# 08 opal vs 09 onix



## out2dasea (May 12, 2009)

So my lbs has a 09 onix with ultegra sl for 2200 and also has a 08 opal for 2500 with sram force. Now I did not like the feel of sram and the ultegra was ok. But they had another bike with chorus that they said they would swith out for me. The price for the 09 onix would be 2900 with chorus and for the opal 3200. I think I can get them down on the prices. What do you think.


----------



## Eric S (Mar 29, 2006)

What do you want out of the bike? IMO both are great bikes. The Onix is going to be a bit more comfortable and a little less responsive, the Opal a little less comfortable and a little racier. Onix, great century bike, Opal good race bike.


----------



## out2dasea (May 12, 2009)

Well, im never going to be racing ina road bike race. I do about 3-4 triathlons a year, either sprint or olympic... but most of my riding is with buddies for a 30-40 mile ride with the occasional century or longer rides. Most of my rides consist of long hills (3-5000ft climbs) so id like to keep the weight down as much as possible. How are the prices he quoted me with the chorus? If i do it its going to definitely be with the chorus. Just trying to decide if its worth it to buy new or if i should just wait for a good used deal.


----------



## Eric S (Mar 29, 2006)

If it's 10sp chorus it's a great price, I don't think you'd ever find a better deal. If 11sp *run don't walk *and buy the one you like best.


----------



## out2dasea (May 12, 2009)

it is a 10sp but with an aluminum crank.


----------



## Eric S (Mar 29, 2006)

If the fit is good, I'd buy one of them, for the triathlons and climbing the Opal may have an edge, although all Orbeas are good climbers. For your fun rides and centuries the Onix may fit the bill. Seems like a toss up. Get the one you like best. BTW my frame of reference is that I have a 07 Ultagra Onix and a Fuji Team SL which is racier, I love them both but if I were replacing the Fuji the Opal would be high on my list.


----------



## out2dasea (May 12, 2009)

is there any difference in the strength of the frame between these two? I am a pretty powerful and generally ride pretty hard, would like something that can take a beating.


----------



## Arginine (Nov 14, 2007)

I think the Opal was specifically designed for U.S. Crit racing, so it should be pretty durable.


----------



## rollinrob (Dec 8, 2002)

IT looks like they changed the geomtry on the bike this year, at least they did for my size (48). Be sure to check becuase that could make the difference. BTW if it was me I would get the 09 onix


----------



## identifiler (Dec 24, 2005)

I have had both but in reverse, I have an newer opal and older onyx. You want a plush ride, long group outings with some nice long climbs, go with the onyx. Can't beat the confort of that bike.

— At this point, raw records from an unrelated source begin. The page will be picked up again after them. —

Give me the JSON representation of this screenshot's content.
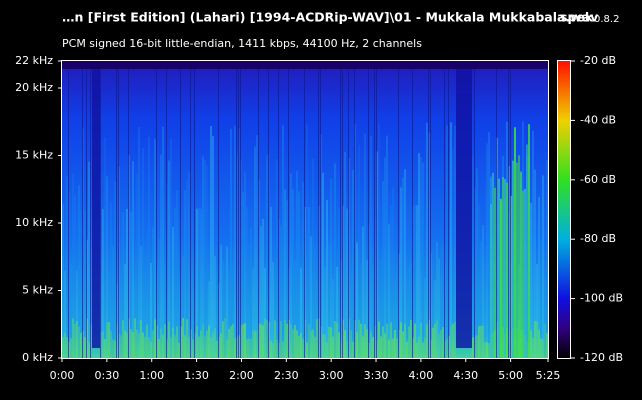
{
  "chart_data": {
    "type": "spectrogram",
    "title": "…n [First Edition] (Lahari) [1994-ACDRip-WAV]\\01 - Mukkala Mukkabala.wav",
    "app_name": "spek",
    "app_version": "0.8.2",
    "subtitle": "PCM signed 16-bit little-endian, 1411 kbps, 44100 Hz, 2 channels",
    "xlim": [
      0,
      325
    ],
    "xticks": [
      {
        "value": 0,
        "label": "0:00"
      },
      {
        "value": 30,
        "label": "0:30"
      },
      {
        "value": 60,
        "label": "1:00"
      },
      {
        "value": 90,
        "label": "1:30"
      },
      {
        "value": 120,
        "label": "2:00"
      },
      {
        "value": 150,
        "label": "2:30"
      },
      {
        "value": 180,
        "label": "3:00"
      },
      {
        "value": 210,
        "label": "3:30"
      },
      {
        "value": 240,
        "label": "4:00"
      },
      {
        "value": 270,
        "label": "4:30"
      },
      {
        "value": 300,
        "label": "5:00"
      },
      {
        "value": 325,
        "label": "5:25"
      }
    ],
    "ylim": [
      0,
      22
    ],
    "yticks": [
      {
        "value": 0,
        "label": "0 kHz"
      },
      {
        "value": 5,
        "label": "5 kHz"
      },
      {
        "value": 10,
        "label": "10 kHz"
      },
      {
        "value": 15,
        "label": "15 kHz"
      },
      {
        "value": 20,
        "label": "20 kHz"
      },
      {
        "value": 22,
        "label": "22 kHz"
      }
    ],
    "colorbar": {
      "lim": [
        -120,
        -20
      ],
      "ticks": [
        {
          "value": -20,
          "label": "-20 dB"
        },
        {
          "value": -40,
          "label": "-40 dB"
        },
        {
          "value": -60,
          "label": "-60 dB"
        },
        {
          "value": -80,
          "label": "-80 dB"
        },
        {
          "value": -100,
          "label": "-100 dB"
        },
        {
          "value": -120,
          "label": "-120 dB"
        }
      ]
    }
  }
}
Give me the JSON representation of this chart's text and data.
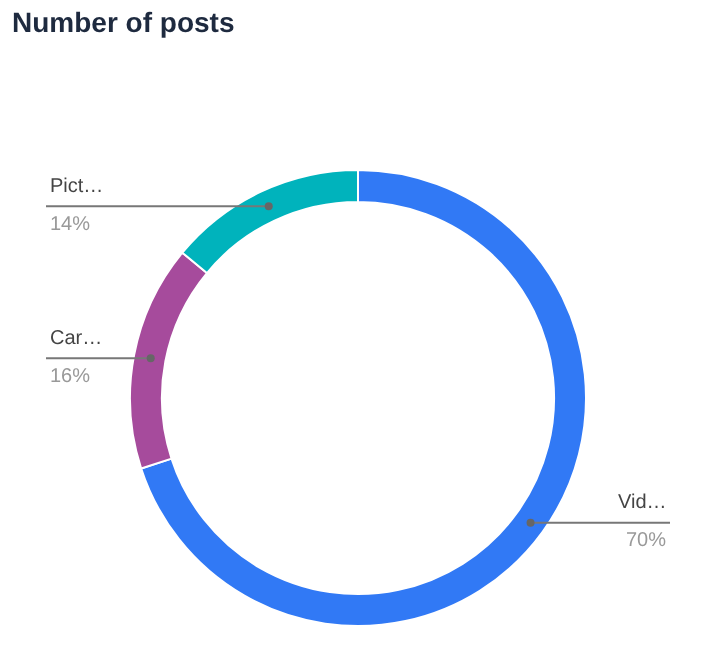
{
  "chart_data": {
    "type": "donut",
    "title": "Number of posts",
    "categories": [
      "Vid…",
      "Car…",
      "Pict…"
    ],
    "values": [
      70,
      16,
      14
    ],
    "value_labels": [
      "70%",
      "16%",
      "14%"
    ],
    "colors": [
      "#3179f5",
      "#a64b9c",
      "#00b3bc"
    ]
  }
}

Your serious about making intervals on flats or real high speed cornerng and descending, go with the Opal.

I find the Opal is a bit less comfy that the Onix for climbing, there is not a lot of front compliance so it is not as nice when you are up and dancing on the Opal.

Personnaly, I ride in Opal terrain and the new Opal can bridge between two gaps like a missile, it is very nice for that.


----------